Agrawala and his team are using low-level image-processing operations, including edge, corner, pixel intensity, and color detection, as well as computer vision techniques, to extract information from images. They use these artificial systems to enable machines to recover the “structure” of a visual – that is, the type of chart (bar, pie, scatter plot, etc.), the data, and the graphical marks. Once the structure has been recovered, it’s possible to manipulate and redesign the visual. In the NIH example, access to the structure of the visual made it possible to convert the pie chart into a bar chart. With this change in representation, it’s easier to see that NIH dedicated more budget to Alzheimer’s than to diabetes.

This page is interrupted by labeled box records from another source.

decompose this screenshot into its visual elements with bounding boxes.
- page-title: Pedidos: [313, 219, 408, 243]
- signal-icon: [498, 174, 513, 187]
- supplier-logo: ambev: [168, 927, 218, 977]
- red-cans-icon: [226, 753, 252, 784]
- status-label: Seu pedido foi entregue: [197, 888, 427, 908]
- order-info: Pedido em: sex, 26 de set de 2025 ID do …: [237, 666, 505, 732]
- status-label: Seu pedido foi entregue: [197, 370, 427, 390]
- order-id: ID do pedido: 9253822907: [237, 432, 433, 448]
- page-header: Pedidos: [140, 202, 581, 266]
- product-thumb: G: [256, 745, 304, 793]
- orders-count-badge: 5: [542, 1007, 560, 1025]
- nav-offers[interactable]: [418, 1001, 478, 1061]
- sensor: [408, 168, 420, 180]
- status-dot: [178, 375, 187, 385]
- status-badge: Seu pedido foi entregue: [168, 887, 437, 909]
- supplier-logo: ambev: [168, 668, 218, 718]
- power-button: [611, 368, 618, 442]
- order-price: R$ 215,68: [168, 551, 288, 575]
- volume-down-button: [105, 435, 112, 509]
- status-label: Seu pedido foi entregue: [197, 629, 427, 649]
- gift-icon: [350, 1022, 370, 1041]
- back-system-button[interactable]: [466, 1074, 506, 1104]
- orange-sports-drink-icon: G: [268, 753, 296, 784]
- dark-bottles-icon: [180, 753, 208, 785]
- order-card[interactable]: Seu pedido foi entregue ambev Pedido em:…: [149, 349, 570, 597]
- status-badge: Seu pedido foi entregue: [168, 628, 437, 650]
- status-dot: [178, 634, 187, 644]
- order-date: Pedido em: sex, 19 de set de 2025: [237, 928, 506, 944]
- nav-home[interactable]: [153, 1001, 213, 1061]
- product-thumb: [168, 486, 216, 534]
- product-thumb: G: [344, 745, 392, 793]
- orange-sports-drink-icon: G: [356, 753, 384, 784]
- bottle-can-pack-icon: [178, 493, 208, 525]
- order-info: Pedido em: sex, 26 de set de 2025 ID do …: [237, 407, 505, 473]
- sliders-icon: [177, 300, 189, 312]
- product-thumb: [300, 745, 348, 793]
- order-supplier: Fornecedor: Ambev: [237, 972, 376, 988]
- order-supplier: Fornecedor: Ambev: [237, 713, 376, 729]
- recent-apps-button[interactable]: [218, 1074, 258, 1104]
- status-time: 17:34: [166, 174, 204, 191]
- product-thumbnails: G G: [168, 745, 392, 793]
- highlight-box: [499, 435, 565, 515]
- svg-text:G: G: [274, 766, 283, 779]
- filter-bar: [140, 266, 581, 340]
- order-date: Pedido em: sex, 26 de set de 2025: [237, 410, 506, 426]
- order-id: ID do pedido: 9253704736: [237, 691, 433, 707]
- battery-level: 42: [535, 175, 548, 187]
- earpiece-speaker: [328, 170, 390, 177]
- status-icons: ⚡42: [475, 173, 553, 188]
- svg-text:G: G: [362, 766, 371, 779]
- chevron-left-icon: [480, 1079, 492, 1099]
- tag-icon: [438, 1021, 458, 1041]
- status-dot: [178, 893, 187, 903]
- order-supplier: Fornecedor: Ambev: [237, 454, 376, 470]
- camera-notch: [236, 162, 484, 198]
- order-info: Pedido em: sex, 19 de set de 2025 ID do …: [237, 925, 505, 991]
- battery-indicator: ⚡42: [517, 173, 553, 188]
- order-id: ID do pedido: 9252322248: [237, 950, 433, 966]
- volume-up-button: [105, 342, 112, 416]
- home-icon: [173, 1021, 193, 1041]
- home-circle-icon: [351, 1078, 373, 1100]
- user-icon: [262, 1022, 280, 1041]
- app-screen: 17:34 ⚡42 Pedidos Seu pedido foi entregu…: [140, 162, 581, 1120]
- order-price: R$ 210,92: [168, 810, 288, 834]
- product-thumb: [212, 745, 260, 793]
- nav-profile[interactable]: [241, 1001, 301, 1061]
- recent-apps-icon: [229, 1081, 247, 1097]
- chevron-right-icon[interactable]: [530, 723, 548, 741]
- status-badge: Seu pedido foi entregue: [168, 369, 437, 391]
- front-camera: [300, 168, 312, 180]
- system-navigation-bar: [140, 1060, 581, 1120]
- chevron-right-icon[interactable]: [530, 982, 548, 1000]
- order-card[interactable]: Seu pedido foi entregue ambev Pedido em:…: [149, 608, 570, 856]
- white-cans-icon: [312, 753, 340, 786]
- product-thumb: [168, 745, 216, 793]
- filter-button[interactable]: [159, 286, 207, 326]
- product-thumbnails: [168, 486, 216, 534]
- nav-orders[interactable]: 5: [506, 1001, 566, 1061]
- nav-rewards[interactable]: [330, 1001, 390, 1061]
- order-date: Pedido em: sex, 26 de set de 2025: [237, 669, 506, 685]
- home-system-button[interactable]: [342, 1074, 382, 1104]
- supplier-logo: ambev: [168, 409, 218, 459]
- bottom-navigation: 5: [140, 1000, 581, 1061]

Beyond visual redesign for optimal data representation, Agrawala brings visuals to life by adding graphical overlays – elements layered onto a visual to facilitate the perceptual and cognitive processing in chart reading. In the chart below, Agrawala adds grid lines to make it easier to read off the lengths of the bars, allowing the reader to trace back to the axes. It’s also possible to add an overlay that highlights a particular part of a visual, or to add an overlay that displays summary statistics including mean, median, etc., so the reader can more easily extract specific and usable information.
Today, visuals are almost always embedded in text documents. Agrawala and his team are thinking about how to better integrate the reading of text and charts, so that readers are not forced to read them separately. The example below is a bar chart from The Guardian. The bar circled in green is referenced in the text. Ideally, the reader would be able to simultaneously isolate text and the corresponding portion of the visual to read these two things together, and to allow text and visuals to simultaneously inform one another.